Черт возьми, красный дозор услышал плеск воды! Я уже мчался во всю прыть, когда увидел, как в избе слева загорелся фонарь. Я забыл, что мне говорили насчет того, в какую сторону бежать, и просто рванул прочь от света. На полпути по покатому лугу я прижался к земле и замер. Огонек быстро двигался вдоль речного берега. Раздались крики, потом внезапные выстрелы, но ответа с финской стороны не было. Вскоре огонек медленно поплыл назад к избе красного дозора, и наконец все снова стихло.
Какое-то время я лежал не шевелясь, потом поднялся и осторожно двинулся вперед. Я пропустил нужное направление, мне пришлось перейти еще через одну речушку, которая бежала наискось по склону луга. Поскольку я уже вымок, не испытал больших страданий, перейдя ее вброд. Потом добрался до каких-то заборов, через которые перелез и очутился на дороге.
Убедившись, что дорога пуста, я пересек ее и вышел к болотам, где заметил недостроенный дом. Там я сел подождать рассвета — благословляя человека, который изобрел виски, потому что я промерз до костей. Пошел снег, и я, одеревеневший от холода, встал, чтобы пройтись и изучить местность, насколько получится в темноте. На перекрестке возле станции я увидел солдат у бивачного костра, поэтому быстро отступил к своему недостроенному укрытию и дождался восхода. Тогда я пошел на станцию вместе с другими пассажирами. У ворот солдат проверял документы. Я порядком нервничал, когда в первый раз показывал свой «паспорт», но солдат мельком взглянул на него. Казалось, он лишь убедился, что на бумаге есть надлежащая печать.

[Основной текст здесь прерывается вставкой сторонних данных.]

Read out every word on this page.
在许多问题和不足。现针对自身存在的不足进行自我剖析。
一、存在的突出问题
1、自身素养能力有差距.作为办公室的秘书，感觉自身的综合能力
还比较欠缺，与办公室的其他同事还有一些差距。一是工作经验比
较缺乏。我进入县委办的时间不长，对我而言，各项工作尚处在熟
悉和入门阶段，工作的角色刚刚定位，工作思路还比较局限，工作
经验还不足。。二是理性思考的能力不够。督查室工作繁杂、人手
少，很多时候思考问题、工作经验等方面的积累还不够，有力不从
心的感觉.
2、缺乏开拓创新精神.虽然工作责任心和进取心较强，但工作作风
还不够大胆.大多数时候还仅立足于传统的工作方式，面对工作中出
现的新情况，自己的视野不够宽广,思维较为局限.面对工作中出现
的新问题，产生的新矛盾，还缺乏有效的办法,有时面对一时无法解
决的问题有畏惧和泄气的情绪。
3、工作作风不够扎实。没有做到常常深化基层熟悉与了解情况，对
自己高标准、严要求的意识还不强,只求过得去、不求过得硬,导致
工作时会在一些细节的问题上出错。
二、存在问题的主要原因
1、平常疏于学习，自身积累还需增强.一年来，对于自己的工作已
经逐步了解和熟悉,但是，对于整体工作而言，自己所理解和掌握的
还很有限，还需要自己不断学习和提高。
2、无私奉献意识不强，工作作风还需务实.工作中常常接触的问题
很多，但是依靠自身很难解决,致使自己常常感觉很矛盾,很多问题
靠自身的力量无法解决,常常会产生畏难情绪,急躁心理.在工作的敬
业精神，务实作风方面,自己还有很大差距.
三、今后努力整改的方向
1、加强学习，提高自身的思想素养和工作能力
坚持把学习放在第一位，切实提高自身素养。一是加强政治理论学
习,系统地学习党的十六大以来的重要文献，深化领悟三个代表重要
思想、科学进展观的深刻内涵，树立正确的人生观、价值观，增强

Он пропустил меня, и я пошел в кассу и попросил билет.
— Один первого класса до Петрограда, — смело сказал я.
— На этом поезде первого класса нет, только второй и третий.

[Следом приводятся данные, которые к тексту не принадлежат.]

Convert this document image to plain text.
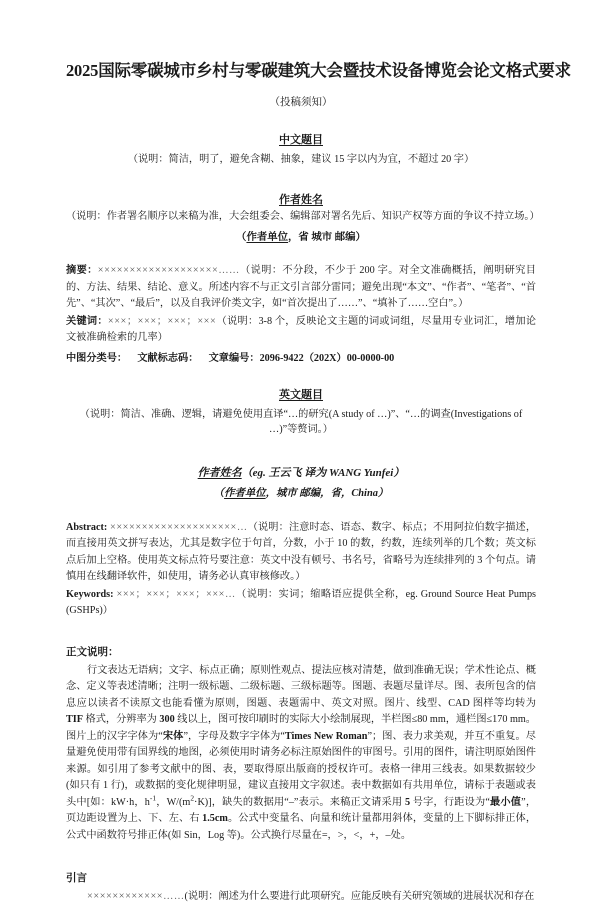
2025国际零碳城市乡村与零碳建筑大会暨技术设备博览会论文格式要求
（投稿须知）
中文题目
（说明：简洁，明了，避免含糊、抽象，建议 15 字以内为宜，不超过 20 字）
作者姓名
（说明：作者署名顺序以来稿为准，大会组委会、编辑部对署名先后、知识产权等方面的争议不持立场。）
（作者单位，省 城市 邮编）

摘要：×××××××××××××××××××……（说明：不分段，不少于 200 字。对全文准确概括，阐明研究目的、方法、结果、结论、意义。所述内容不与正文引言部分雷同；避免出现“本文”、“作者”、“笔者”、“首先”、“其次”、“最后”，以及自我评价类文字，如“首次提出了……”、“填补了……空白”。）

关键词：×××；×××；×××；×××（说明：3-8 个，反映论文主题的词或词组，尽量用专业词汇，增加论文被准确检索的几率）

中图分类号： 文献标志码： 文章编号：2096-9422（202X）00-0000-00
英文题目
（说明：简洁、准确、逻辑，请避免使用直译“…的研究(A study of …)”、“…的调查(Investigations of …)”等赘词。）
作者姓名（eg. 王云飞 译为 WANG Yunfei）
（作者单位，城市 邮编，省，China）

Abstract: ××××××××××××××××××××…（说明：注意时态、语态、数字、标点；不用阿拉伯数字描述，而直接用英文拼写表达，尤其是数字位于句首，分数，小于 10 的数，约数，连续列举的几个数；英文标点后加上空格。使用英文标点符号要注意：英文中没有顿号、书名号，省略号为连续排列的 3 个句点。请慎用在线翻译软件，如使用，请务必认真审核修改。）

Keywords: ×××；×××；×××；×××…（说明：实词；缩略语应提供全称，eg. Ground Source Heat Pumps (GSHPs)）

正文说明：

行文表达无语病；文字、标点正确；原则性观点、提法应核对清楚，做到准确无误；学术性论点、概念、定义等表述清晰；注明一级标题、二级标题、三级标题等。图题、表题尽量详尽。图、表所包含的信息应以读者不读原文也能看懂为原则，图题、表题需中、英文对照。图片、线型、CAD 图样等均转为 TIF 格式，分辨率为 300 线以上，图可按印刷时的实际大小绘制展现，半栏图≤80 mm，通栏图≤170 mm。图片上的汉字字体为“宋体”，字母及数字字体为“Times New Roman”；图、表力求美观，并互不重复。尽量避免使用带有国界线的地图，必须使用时请务必标注原始图件的审图号。引用的图件，请注明原始图件来源。如引用了参考文献中的图、表，要取得原出版商的授权许可。表格一律用三线表。如果数据较少(如只有 1 行)，或数据的变化规律明显，建议直接用文字叙述。表中数据如有共用单位，请标于表题或表头中[如：kW·h，$h^{-1}$，$W/(m^2\cdot K)$]，缺失的数据用“–”表示。来稿正文请采用 5 号字，行距设为“最小值”，页边距设置为上、下、左、右 1.5cm。公式中变量名、向量和统计量都用斜体，变量的上下脚标排正体，公式中函数符号排正体(如 Sin，Log 等)。公式换行尽量在=，>，<，+，–处。

引言

××××××××××××……(说明：阐述为什么要进行此项研究。应能反映有关研究领域的进展状况和存在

— Нет первого? Ладно, давайте второй.
Я спрашивал у финнов, каким классом мне лучше ездить, думая, что они скажут «третьим». «Конечно, первым», — ответили мне, ведь было бы странно для служащего ЧК ездить хуже, чем первым классом. Третий класс был для рабочих и крестьян.

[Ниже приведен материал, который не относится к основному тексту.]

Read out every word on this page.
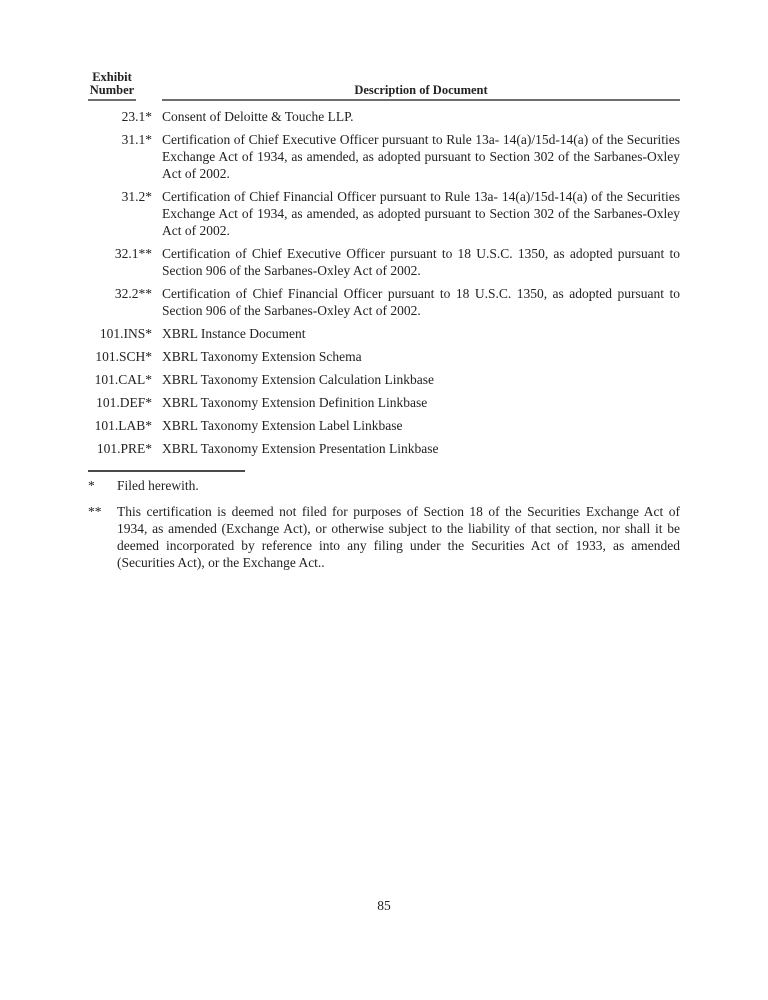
Exhibit
Number	Description of Document
23.1* Consent of Deloitte & Touche LLP.
31.1* Certification of Chief Executive Officer pursuant to Rule 13a- 14(a)/15d-14(a) of the Securities Exchange Act of 1934, as amended, as adopted pursuant to Section 302 of the Sarbanes-Oxley Act of 2002.
31.2* Certification of Chief Financial Officer pursuant to Rule 13a- 14(a)/15d-14(a) of the Securities Exchange Act of 1934, as amended, as adopted pursuant to Section 302 of the Sarbanes-Oxley Act of 2002.
32.1** Certification of Chief Executive Officer pursuant to 18 U.S.C. 1350, as adopted pursuant to Section 906 of the Sarbanes-Oxley Act of 2002.
32.2** Certification of Chief Financial Officer pursuant to 18 U.S.C. 1350, as adopted pursuant to Section 906 of the Sarbanes-Oxley Act of 2002.
101.INS* XBRL Instance Document
101.SCH* XBRL Taxonomy Extension Schema
101.CAL* XBRL Taxonomy Extension Calculation Linkbase
101.DEF* XBRL Taxonomy Extension Definition Linkbase
101.LAB* XBRL Taxonomy Extension Label Linkbase
101.PRE* XBRL Taxonomy Extension Presentation Linkbase
*	Filed herewith.
**	This certification is deemed not filed for purposes of Section 18 of the Securities Exchange Act of 1934, as amended (Exchange Act), or otherwise subject to the liability of that section, nor shall it be deemed incorporated by reference into any filing under the Securities Act of 1933, as amended (Securities Act), or the Exchange Act..
85
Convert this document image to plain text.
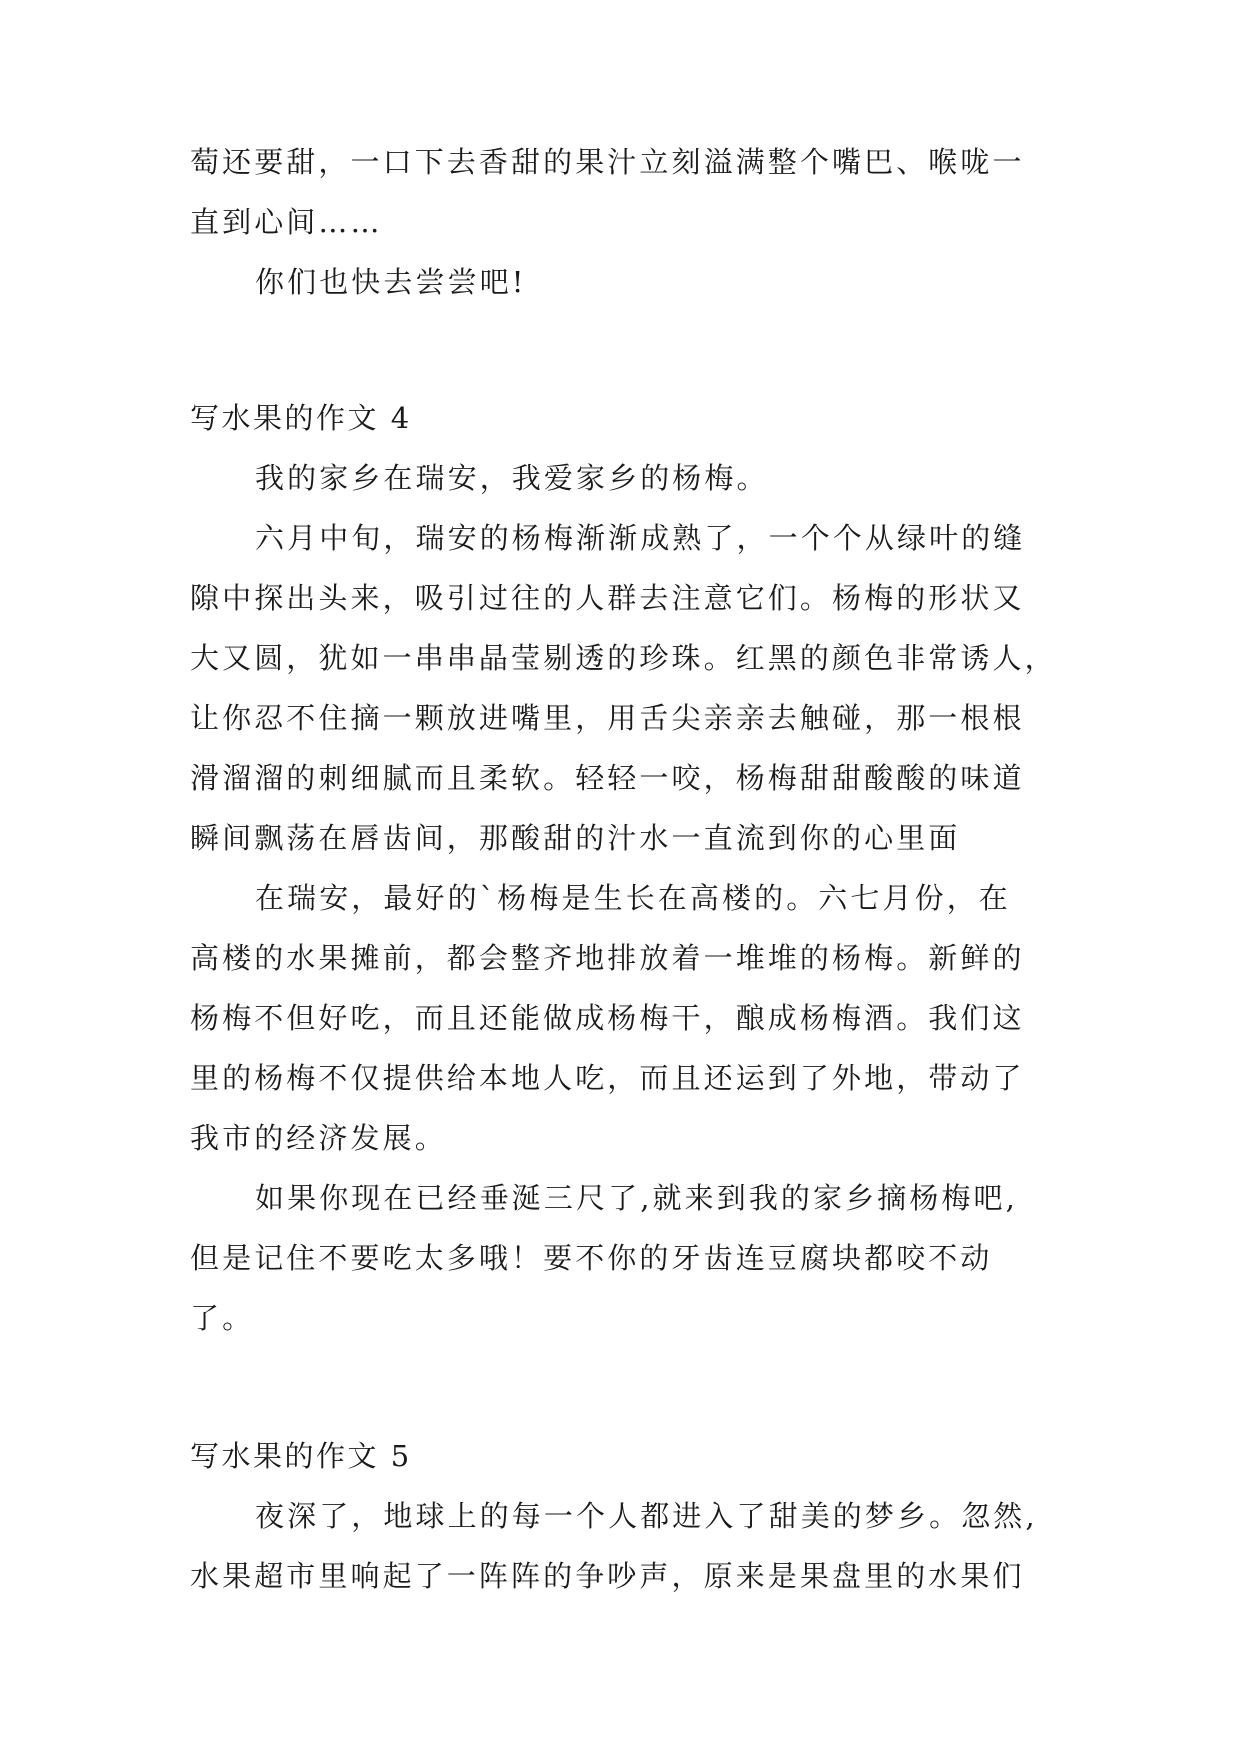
萄还要甜，一口下去香甜的果汁立刻溢满整个嘴巴、喉咙一
直到心间……
你们也快去尝尝吧!
写水果的作文 4
我的家乡在瑞安，我爱家乡的杨梅。
六月中旬，瑞安的杨梅渐渐成熟了，一个个从绿叶的缝
隙中探出头来，吸引过往的人群去注意它们。杨梅的形状又
大又圆，犹如一串串晶莹剔透的珍珠。红黑的颜色非常诱人，
让你忍不住摘一颗放进嘴里，用舌尖亲亲去触碰，那一根根
滑溜溜的刺细腻而且柔软。轻轻一咬，杨梅甜甜酸酸的味道
瞬间飘荡在唇齿间，那酸甜的汁水一直流到你的心里面
在瑞安，最好的`杨梅是生长在高楼的。六七月份，在
高楼的水果摊前，都会整齐地排放着一堆堆的杨梅。新鲜的
杨梅不但好吃，而且还能做成杨梅干，酿成杨梅酒。我们这
里的杨梅不仅提供给本地人吃，而且还运到了外地，带动了
我市的经济发展。
如果你现在已经垂涎三尺了,就来到我的家乡摘杨梅吧,
但是记住不要吃太多哦！要不你的牙齿连豆腐块都咬不动
了。
写水果的作文 5
夜深了，地球上的每一个人都进入了甜美的梦乡。忽然,
水果超市里响起了一阵阵的争吵声，原来是果盘里的水果们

До Петрограда оставалось около 25 миль, но, так как поезд останавливался на каждой станции, на дорогу ушло почти два часа. По мере приближения к городу вагоны все больше заполнялись людьми, пока они не забили все проходы и тамбуры. На Финляндском вокзале, куда мы прибыли, была давка. Документы тоже проверяли невнимательно. Я вышел вместе с толпой и, оглянувшись на грязный, замусоренный вокзал, испытал странную смесь облегчения и опасения. В моей голове промчался поток странных мыслей и воспоминаний. Я увидел всю свою жизнь в новой и доселе незнакомой перспективе. Дни путешествий по Европе, годы студенчества в России, жизнь среди русского крестьянства и три года, по-видимому, бессмысленного военного труда — все они одновременно приняли симметричные пропорции и представились мне как бы гранями призмы, направленными к общей вершине, на которой я сейчас и стоял. Да, у моей жизни, внезапно осознал я,
Глава 2
Пять дней
Первым делом после вокзала я увидел старика, он стоял лицом к стене, опираясь на водосточную трубу. Проходя мимо, я услышал, что он плачет, и остановился поговорить с ним.
— Что случилось, отец? — сказал я.
— Я замерз и хочу есть, — простонал он, не поднимая глаз и все так же прислоняясь к трубе. — Я три дня ничего не ел.
Я сунул ему в руку двадцатирублевый банкнот.
— Вот, возьмите, — сказал я.
Он взял деньги, но озадаченно взглянул на меня.
— Спасибо, — пробормотал он, — но на что мне деньги? Где мне взять хлеб?
Тогда я дал ему кусок своего и пошел дальше.
На улицах было людно и оживленно, хотя были только пешие прохожие. На мостовой лежали кучи грязи и мусора. Через улицу от дома к дому были развешаны оборванные и выцветшие красные флаги с надписями, из которых следовало, что их вывесили несколькими неделями раньше в честь годовщины большевистского переворота. Иногда попадались небольшие группы людей, очевидно, образованного класса, дамы и пожилые господа в поношенной одежде, которые расчищали ранний снег и слякоть под присмотром рабочего, который, словно надсмотрщик, стоял на месте и ничего не делал.